At between 9,000 and 10,000 records per day to import to each of the two tables, I want to do this as efficiently as possible. Hence my interest in the executeMany of Haskell. Too, though, I like the idea behind parameterized queries, and I like the way Hasekll has implemented them.
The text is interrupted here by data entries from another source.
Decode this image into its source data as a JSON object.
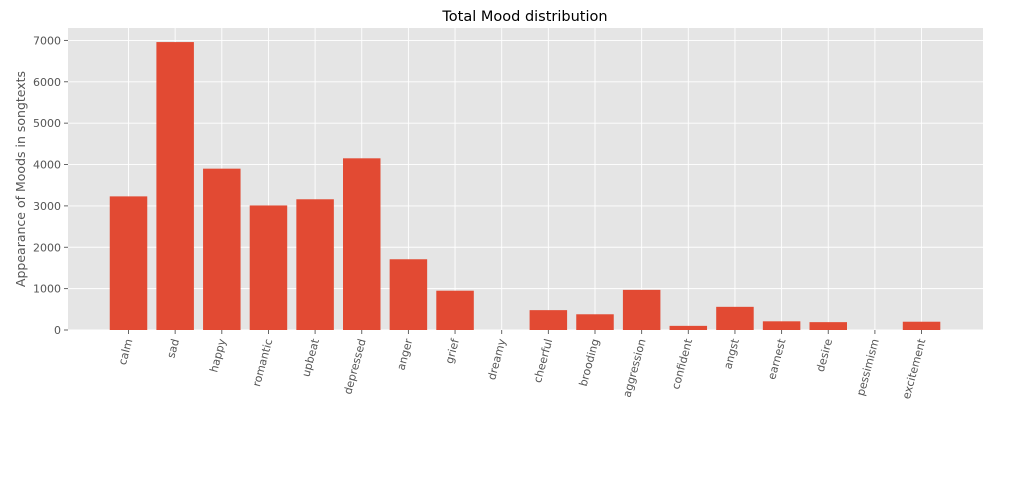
{
  "chart_data": {
    "type": "bar",
    "title": "Total Mood distribution",
    "xlabel": "",
    "ylabel": "Appearance of Moods in songtexts",
    "ylim": [
      0,
      7300
    ],
    "y_ticks": [
      0,
      1000,
      2000,
      3000,
      4000,
      5000,
      6000,
      7000
    ],
    "grid": true,
    "legend": "none",
    "style": "ggplot",
    "colors": {
      "bar": "#e24a33",
      "background": "#e5e5e5",
      "grid": "#ffffff",
      "text": "#555555",
      "title": "#000000"
    },
    "categories": [
      "calm",
      "sad",
      "happy",
      "romantic",
      "upbeat",
      "depressed",
      "anger",
      "grief",
      "dreamy",
      "cheerful",
      "brooding",
      "aggression",
      "confident",
      "angst",
      "earnest",
      "desire",
      "pessimism",
      "excitement"
    ],
    "values": [
      3230,
      6960,
      3900,
      3010,
      3160,
      4150,
      1710,
      950,
      0,
      480,
      380,
      970,
      100,
      560,
      210,
      190,
      0,
      200
    ]
  }
}
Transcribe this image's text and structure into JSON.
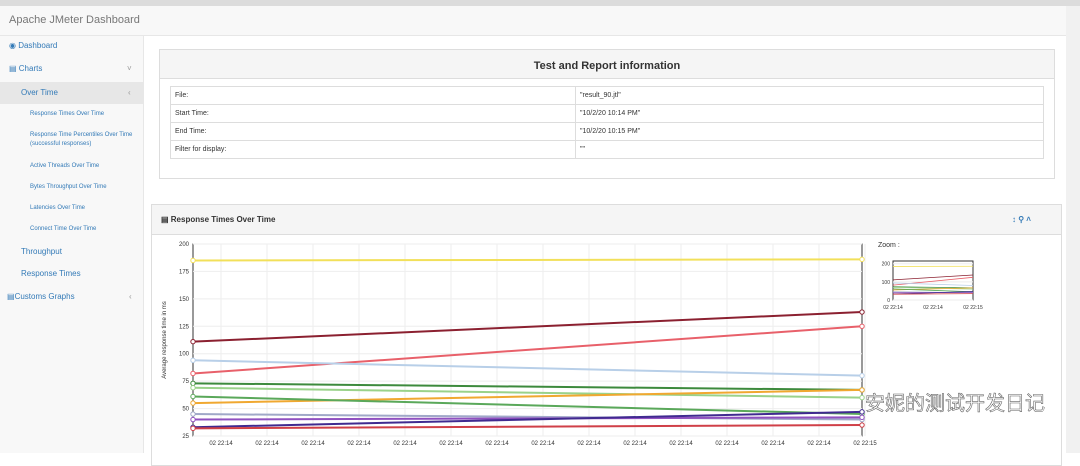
{
  "header": {
    "title": "Apache JMeter Dashboard"
  },
  "sidebar": {
    "items": [
      "Dashboard",
      "Charts",
      "Over Time",
      "Response Times Over Time",
      "Response Time Percentiles Over Time (successful responses)",
      "Active Threads Over Time",
      "Bytes Throughput Over Time",
      "Latencies Over Time",
      "Connect Time Over Time",
      "Throughput",
      "Response Times",
      "Customs Graphs"
    ]
  },
  "report": {
    "title": "Test and Report information",
    "rows": [
      [
        "File:",
        "\"result_90.jtl\""
      ],
      [
        "Start Time:",
        "\"10/2/20 10:14 PM\""
      ],
      [
        "End Time:",
        "\"10/2/20 10:15 PM\""
      ],
      [
        "Filter for display:",
        "\"\""
      ]
    ]
  },
  "chart": {
    "title": "Response Times Over Time",
    "ylabel": "Average response time in ms",
    "ylim": [
      25,
      200
    ],
    "yticks": [
      25,
      50,
      75,
      100,
      125,
      150,
      175,
      200
    ],
    "xlabels": [
      "02 22:14",
      "02 22:14",
      "02 22:14",
      "02 22:14",
      "02 22:14",
      "02 22:14",
      "02 22:14",
      "02 22:14",
      "02 22:14",
      "02 22:14",
      "02 22:14",
      "02 22:14",
      "02 22:14",
      "02 22:14",
      "02 22:15"
    ],
    "series": [
      {
        "color": "#f2e05a",
        "values": [
          185,
          186
        ]
      },
      {
        "color": "#8b2030",
        "values": [
          111,
          138
        ]
      },
      {
        "color": "#e8606a",
        "values": [
          82,
          125
        ]
      },
      {
        "color": "#b8cfe8",
        "values": [
          94,
          80
        ]
      },
      {
        "color": "#3d8a3d",
        "values": [
          73,
          67
        ]
      },
      {
        "color": "#9ad28a",
        "values": [
          69,
          60
        ]
      },
      {
        "color": "#f0a830",
        "values": [
          55,
          67
        ]
      },
      {
        "color": "#5aa85a",
        "values": [
          61,
          45
        ]
      },
      {
        "color": "#a0a8c8",
        "values": [
          45,
          40
        ]
      },
      {
        "color": "#9050c0",
        "values": [
          40,
          42
        ]
      },
      {
        "color": "#402a90",
        "values": [
          33,
          47
        ]
      },
      {
        "color": "#d04048",
        "values": [
          32,
          35
        ]
      }
    ]
  },
  "zoom": {
    "label": "Zoom :",
    "ylim": [
      0,
      215
    ],
    "yticks": [
      0,
      100,
      200
    ],
    "xlabels": [
      "02 22:14",
      "02 22:14",
      "02 22:15"
    ]
  },
  "watermark": "安妮的测试开发日记"
}
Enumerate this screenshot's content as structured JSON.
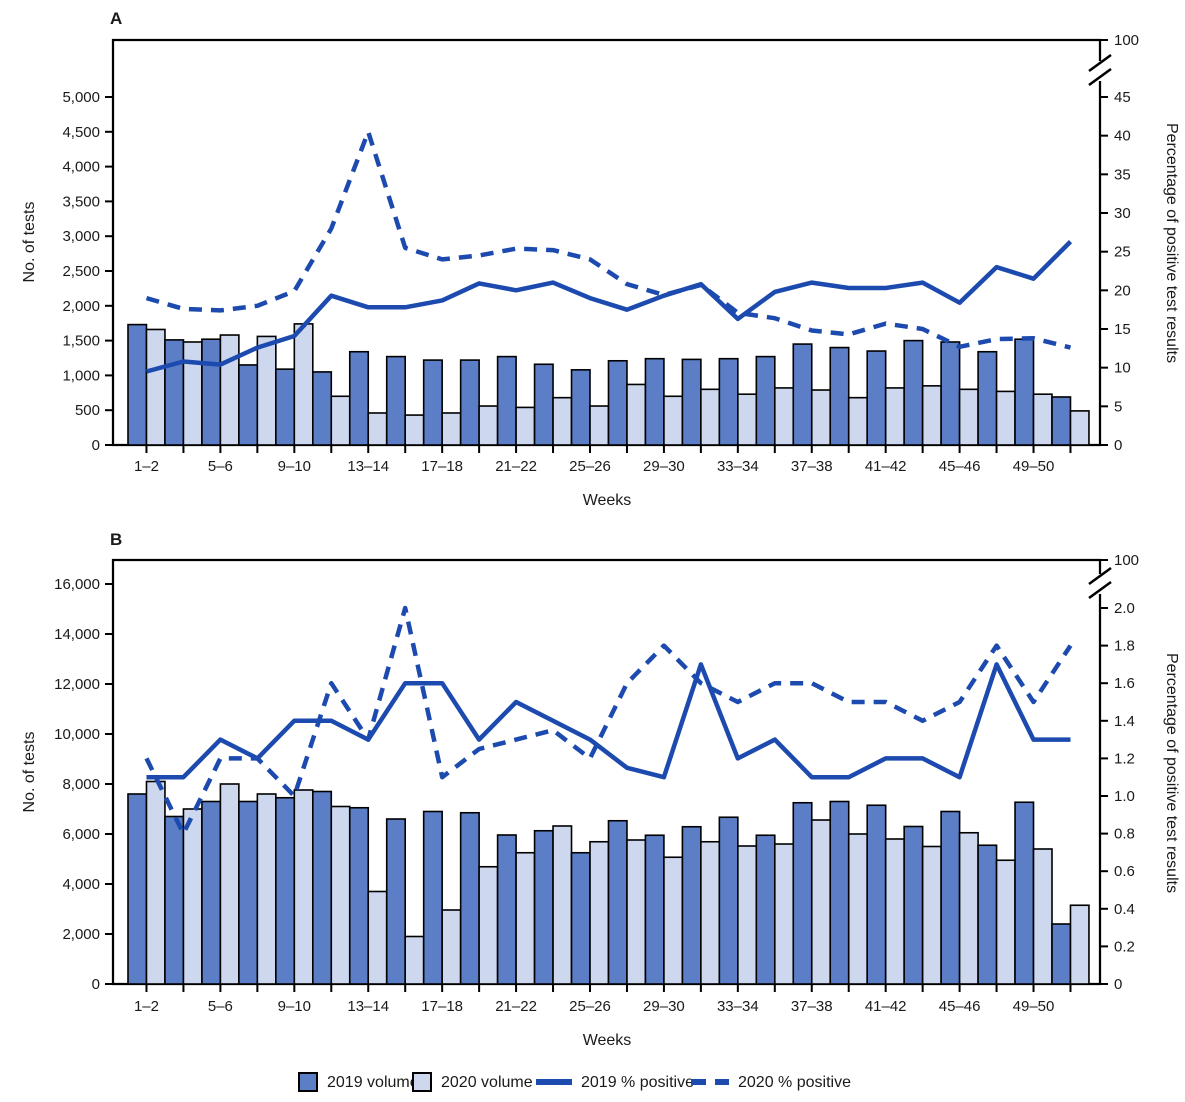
{
  "figure": {
    "panel_a_label": "A",
    "panel_b_label": "B",
    "x_axis_title": "Weeks",
    "left_axis_title": "No. of tests",
    "right_axis_title": "Percentage of positive test results"
  },
  "colors": {
    "bar_2019": "#5b7ec6",
    "bar_2020": "#cdd8ef",
    "line_blue": "#1c4aae",
    "bar_border": "#000000",
    "axis": "#000000",
    "text": "#1a1a1a",
    "background": "#ffffff"
  },
  "legend": {
    "items": [
      {
        "label": "2019 volume",
        "marker": "swatch-dark"
      },
      {
        "label": "2020 volume",
        "marker": "swatch-light"
      },
      {
        "label": "2019 % positive",
        "marker": "line-solid"
      },
      {
        "label": "2020 % positive",
        "marker": "line-dashed"
      }
    ]
  },
  "chart_data": [
    {
      "type": "bar",
      "panel_label": "A",
      "title": "",
      "xlabel": "Weeks",
      "ylabel_left": "No. of tests",
      "ylabel_right": "Percentage of positive test results",
      "grid": false,
      "categories": [
        "1–2",
        "3–4",
        "5–6",
        "7–8",
        "9–10",
        "11–12",
        "13–14",
        "15–16",
        "17–18",
        "19–20",
        "21–22",
        "23–24",
        "25–26",
        "27–28",
        "29–30",
        "31–32",
        "33–34",
        "35–36",
        "37–38",
        "39–40",
        "41–42",
        "43–44",
        "45–46",
        "47–48",
        "49–50",
        "51–52"
      ],
      "left_axis": {
        "tick_values": [
          0,
          500,
          1000,
          1500,
          2000,
          2500,
          3000,
          3500,
          4000,
          4500,
          5000
        ],
        "tick_labels": [
          "0",
          "500",
          "1,000",
          "1,500",
          "2,000",
          "2,500",
          "3,000",
          "3,500",
          "4,000",
          "4,500",
          "5,000"
        ],
        "ylim": [
          0,
          5000
        ]
      },
      "right_axis": {
        "break_label": "100",
        "tick_values": [
          0,
          5,
          10,
          15,
          20,
          25,
          30,
          35,
          40,
          45
        ],
        "tick_labels": [
          "0",
          "5",
          "10",
          "15",
          "20",
          "25",
          "30",
          "35",
          "40",
          "45"
        ],
        "ylim": [
          0,
          45
        ],
        "axis_break": true
      },
      "series": [
        {
          "name": "2019 volume",
          "axis": "left",
          "style": "bar-dark",
          "values": [
            1730,
            1510,
            1520,
            1150,
            1090,
            1050,
            1340,
            1270,
            1220,
            1220,
            1270,
            1160,
            1080,
            1210,
            1240,
            1230,
            1240,
            1270,
            1450,
            1400,
            1350,
            1500,
            1480,
            1340,
            1520,
            690
          ]
        },
        {
          "name": "2020 volume",
          "axis": "left",
          "style": "bar-light",
          "values": [
            1660,
            1480,
            1580,
            1560,
            1740,
            700,
            460,
            430,
            460,
            560,
            540,
            680,
            560,
            870,
            700,
            800,
            730,
            820,
            790,
            680,
            820,
            850,
            800,
            770,
            730,
            490
          ]
        },
        {
          "name": "2019 % positive",
          "axis": "right",
          "style": "line-solid",
          "values": [
            9.5,
            10.8,
            10.4,
            12.6,
            14.1,
            19.3,
            17.8,
            17.8,
            18.7,
            20.9,
            20,
            21,
            19,
            17.5,
            19.3,
            20.8,
            16.3,
            19.8,
            21,
            20.3,
            20.3,
            21,
            18.4,
            23,
            21.5,
            26.3
          ]
        },
        {
          "name": "2020 % positive",
          "axis": "right",
          "style": "line-dashed",
          "values": [
            19,
            17.6,
            17.4,
            18,
            19.9,
            28,
            40.5,
            25.5,
            24,
            24.5,
            25.4,
            25.2,
            24,
            20.8,
            19.4,
            20.7,
            17.1,
            16.4,
            14.8,
            14.3,
            15.7,
            15,
            12.7,
            13.7,
            13.8,
            12.6
          ]
        }
      ]
    },
    {
      "type": "bar",
      "panel_label": "B",
      "title": "",
      "xlabel": "Weeks",
      "ylabel_left": "No. of tests",
      "ylabel_right": "Percentage of positive test results",
      "grid": false,
      "categories": [
        "1–2",
        "3–4",
        "5–6",
        "7–8",
        "9–10",
        "11–12",
        "13–14",
        "15–16",
        "17–18",
        "19–20",
        "21–22",
        "23–24",
        "25–26",
        "27–28",
        "29–30",
        "31–32",
        "33–34",
        "35–36",
        "37–38",
        "39–40",
        "41–42",
        "43–44",
        "45–46",
        "47–48",
        "49–50",
        "51–52"
      ],
      "left_axis": {
        "tick_values": [
          0,
          2000,
          4000,
          6000,
          8000,
          10000,
          12000,
          14000,
          16000
        ],
        "tick_labels": [
          "0",
          "2,000",
          "4,000",
          "6,000",
          "8,000",
          "10,000",
          "12,000",
          "14,000",
          "16,000"
        ],
        "ylim": [
          0,
          16000
        ]
      },
      "right_axis": {
        "break_label": "100",
        "tick_values": [
          0,
          0.2,
          0.4,
          0.6,
          0.8,
          1.0,
          1.2,
          1.4,
          1.6,
          1.8,
          2.0
        ],
        "tick_labels": [
          "0",
          "0.2",
          "0.4",
          "0.6",
          "0.8",
          "1.0",
          "1.2",
          "1.4",
          "1.6",
          "1.8",
          "2.0"
        ],
        "ylim": [
          0,
          2.0
        ],
        "axis_break": true
      },
      "series": [
        {
          "name": "2019 volume",
          "axis": "left",
          "style": "bar-dark",
          "values": [
            7600,
            6700,
            7300,
            7300,
            7450,
            7700,
            7050,
            6600,
            6900,
            6850,
            5960,
            6130,
            5250,
            6530,
            5950,
            6290,
            6670,
            5950,
            7250,
            7300,
            7150,
            6300,
            6900,
            5550,
            7270,
            2400
          ]
        },
        {
          "name": "2020 volume",
          "axis": "left",
          "style": "bar-light",
          "values": [
            8100,
            7000,
            8000,
            7600,
            7760,
            7100,
            3700,
            1900,
            2960,
            4690,
            5250,
            6320,
            5690,
            5760,
            5070,
            5690,
            5520,
            5600,
            6560,
            6000,
            5800,
            5500,
            6050,
            4950,
            5400,
            3150
          ]
        },
        {
          "name": "2019 % positive",
          "axis": "right",
          "style": "line-solid",
          "values": [
            1.1,
            1.1,
            1.3,
            1.2,
            1.4,
            1.4,
            1.3,
            1.6,
            1.6,
            1.3,
            1.5,
            1.4,
            1.3,
            1.15,
            1.1,
            1.7,
            1.2,
            1.3,
            1.1,
            1.1,
            1.2,
            1.2,
            1.1,
            1.7,
            1.3,
            1.3
          ]
        },
        {
          "name": "2020 % positive",
          "axis": "right",
          "style": "line-dashed",
          "values": [
            1.2,
            0.8,
            1.2,
            1.2,
            1.0,
            1.6,
            1.3,
            2.0,
            1.1,
            1.25,
            1.3,
            1.35,
            1.2,
            1.6,
            1.8,
            1.6,
            1.5,
            1.6,
            1.6,
            1.5,
            1.5,
            1.4,
            1.5,
            1.8,
            1.5,
            1.8
          ]
        }
      ]
    }
  ]
}
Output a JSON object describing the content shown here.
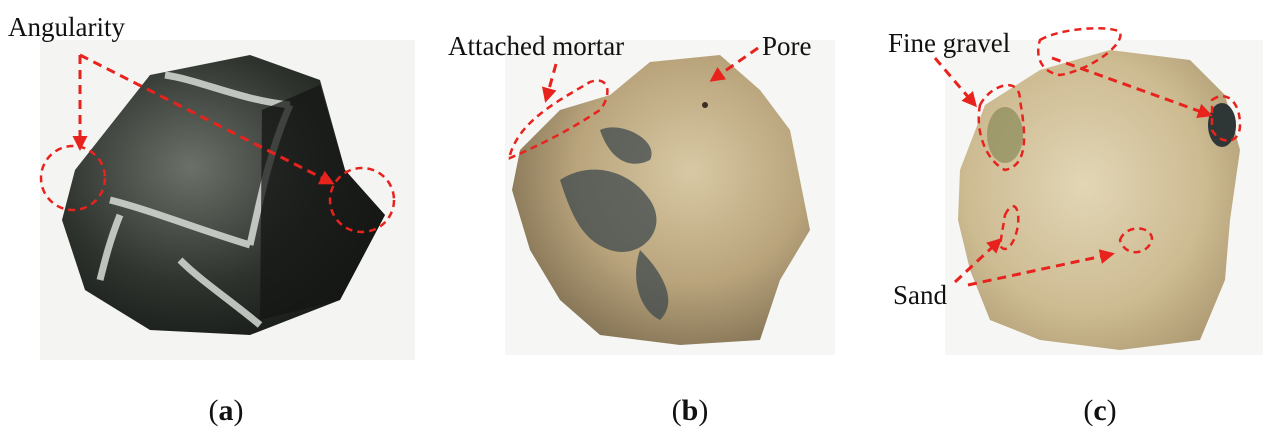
{
  "panels": [
    {
      "caption": "(a)",
      "annotations": [
        "Angularity"
      ]
    },
    {
      "caption": "(b)",
      "annotations": [
        "Attached mortar",
        "Pore"
      ]
    },
    {
      "caption": "(c)",
      "annotations": [
        "Fine gravel",
        "Sand"
      ]
    }
  ]
}
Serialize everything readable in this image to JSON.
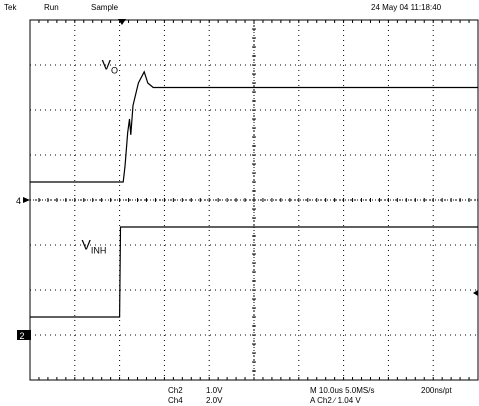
{
  "header": {
    "brand": "Tek",
    "run_state": "Run",
    "acq_mode": "Sample",
    "timestamp": "24 May 04 11:18:40"
  },
  "channels": [
    {
      "label": "Ch2",
      "scale": "1.0V"
    },
    {
      "label": "Ch4",
      "scale": "2.0V"
    }
  ],
  "timebase": "M 10.0us 5.0MS/s",
  "record_interval": "200ns/pt",
  "trigger": {
    "source_text": "A  Ch2  ∕  1.04   V"
  },
  "markers": {
    "ch4_ground": "4",
    "ch2_ground": "2"
  },
  "chart_data": {
    "type": "line",
    "title": "",
    "xlabel": "",
    "ylabel": "",
    "grid": true,
    "x_divisions": 10,
    "y_divisions": 8,
    "xlim": [
      0,
      10
    ],
    "ylim": [
      0,
      8
    ],
    "series": [
      {
        "name": "VO",
        "label_main": "V",
        "label_sub": "O",
        "points": [
          [
            0.0,
            4.4
          ],
          [
            2.08,
            4.4
          ],
          [
            2.12,
            4.75
          ],
          [
            2.18,
            5.5
          ],
          [
            2.22,
            5.8
          ],
          [
            2.25,
            5.45
          ],
          [
            2.3,
            6.1
          ],
          [
            2.42,
            6.6
          ],
          [
            2.55,
            6.85
          ],
          [
            2.63,
            6.6
          ],
          [
            2.75,
            6.5
          ],
          [
            3.0,
            6.5
          ],
          [
            10.0,
            6.5
          ]
        ]
      },
      {
        "name": "VINH",
        "label_main": "V",
        "label_sub": "INH",
        "points": [
          [
            0.0,
            1.4
          ],
          [
            2.0,
            1.4
          ],
          [
            2.02,
            3.4
          ],
          [
            10.0,
            3.4
          ]
        ]
      }
    ]
  }
}
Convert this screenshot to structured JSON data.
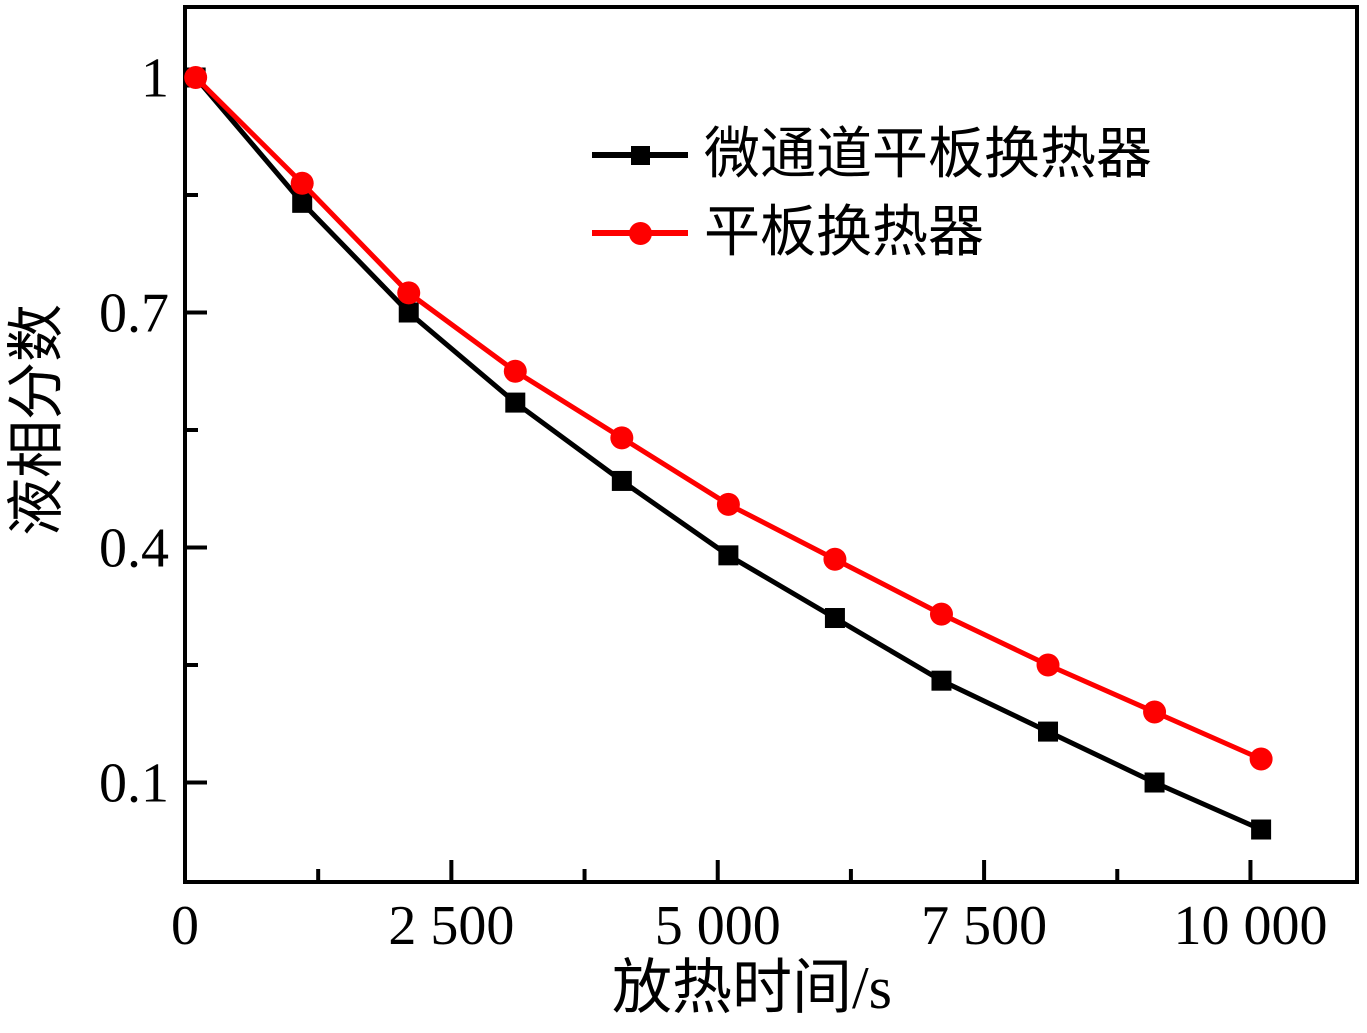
{
  "figure": {
    "background": "#ffffff",
    "axis_color": "#000000"
  },
  "chart_data": {
    "type": "line",
    "title": "",
    "xlabel": "放热时间/s",
    "ylabel": "液相分数",
    "x": [
      100,
      1100,
      2100,
      3100,
      4100,
      5100,
      6100,
      7100,
      8100,
      9100,
      10100
    ],
    "series": [
      {
        "name": "微通道平板换热器",
        "color": "#000000",
        "marker": "square",
        "values": [
          1.0,
          0.84,
          0.7,
          0.585,
          0.485,
          0.39,
          0.31,
          0.23,
          0.165,
          0.1,
          0.04
        ]
      },
      {
        "name": "平板换热器",
        "color": "#fe0000",
        "marker": "circle",
        "values": [
          1.0,
          0.865,
          0.725,
          0.625,
          0.54,
          0.455,
          0.385,
          0.315,
          0.25,
          0.19,
          0.13
        ]
      }
    ],
    "xlim": [
      0,
      11000
    ],
    "ylim": [
      -0.027,
      1.09
    ],
    "x_major_ticks": [
      0,
      2500,
      5000,
      7500,
      10000
    ],
    "x_major_labels": [
      "0",
      "2 500",
      "5 000",
      "7 500",
      "10 000"
    ],
    "x_minor_ticks": [
      1250,
      3750,
      6250,
      8750
    ],
    "y_major_ticks": [
      1,
      0.7,
      0.4,
      0.1
    ],
    "y_major_labels": [
      "1",
      "0.7",
      "0.4",
      "0.1"
    ],
    "y_minor_ticks": [
      0.85,
      0.55,
      0.25
    ],
    "grid": false,
    "legend_position": "upper-right-inside"
  }
}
Is there something equivalent in terseness and elegance in F#?
I agree with #JonnyBoats comment that generally using an F# SQL type provider like SqlDataConnection (LINQ-to-SQL) or SqlEntityConnection (Entity Framework) would be far more elegant than any kind of solution involving building insert statement strings by hand.
But, there is one important qualifier to your question: "At between 9,000 and 10,000 records per day to import to each of the two tables, I want to do this as efficiently as possible." In a scenario like this, you'll want to use SqlBulkCopy for efficient bulk inserts (it leverages native database driver features for much faster inserts than you are likely getting with HDBC's executeMany).
Here's a small example that should help you getting started using SqlBulkCopy with F#: https://stackoverflow.com/a/8942056/236255. Note that you'll be working with a DataTable to stage the data which though old and somewhat awkward to use from F#, is still superior to building insert statement strings in my opinion.
Update in response to comment
Here's a generalized approach to using SqlBulkCopy which is improved for your scenario (we pass in a column specification separately from the row data, and both are dynamic):
//you must reference System.Data and System.Xml
open System
open System.Data
open System.Data.SqlClient
let bulkLoad (conn:SqlConnection) tableName (columns:list<string * Type>) (rows: list<list<obj>>) =
use sbc = new SqlBulkCopy(conn, SqlBulkCopyOptions.TableLock, null, BatchSize=500, BulkCopyTimeout=1200, DestinationTableName=tableName)
sbc.WriteToServer(
let dt = new DataTable()
columns
|> List.iter (dt.Columns.Add>>ignore)
for row in rows do
let dr = dt.NewRow()
row |> Seq.iteri(fun i value -> dr.[i] <- value)
dt.Rows.Add(dr)
dt)
//example usage:
//note: since you know all your columns are of type string, you could define columns like
//let columns = ["Field1", "Field2", "Field3"] |> List.map (fun name -> name, typeof<String>)
let columns = [
"Field1", typeof<String>
"Field2", typeof<String>
"Field3", typeof<String>
]
let rows = [
["a"; "b"; "c"]
["d"; "e"; "f"]
["g"; "h"; "i"]
["j"; "k"; "l"]
["m"; "n"; "o"]
]
//a little funkiness to transform our list<list<string>> to list<list<obj>>,
//probably not needed in practice because you won't be constructing your lists literally
let rows = rows |> List.map (fun row -> row |> List.map (fun value -> value :> obj))
bulkLoad conn "tblPrior" columns rows
You could get even fancier / more terse using an approach involving reflection. e.g. create a type like
type RowData = { Field1:string; Field2:string; Field3:string }
and make a bulkLoad with a signature that takes a list<'a> argument such that it reflects over the property names and types of typeof<'a> to build the DataTable Columns, and similarly uses reflection to iterate over all the properties of a row instance to create and add a new row to the DataTable. In fact, this question shows how to make a generic ToDataTable method that does it (in C#).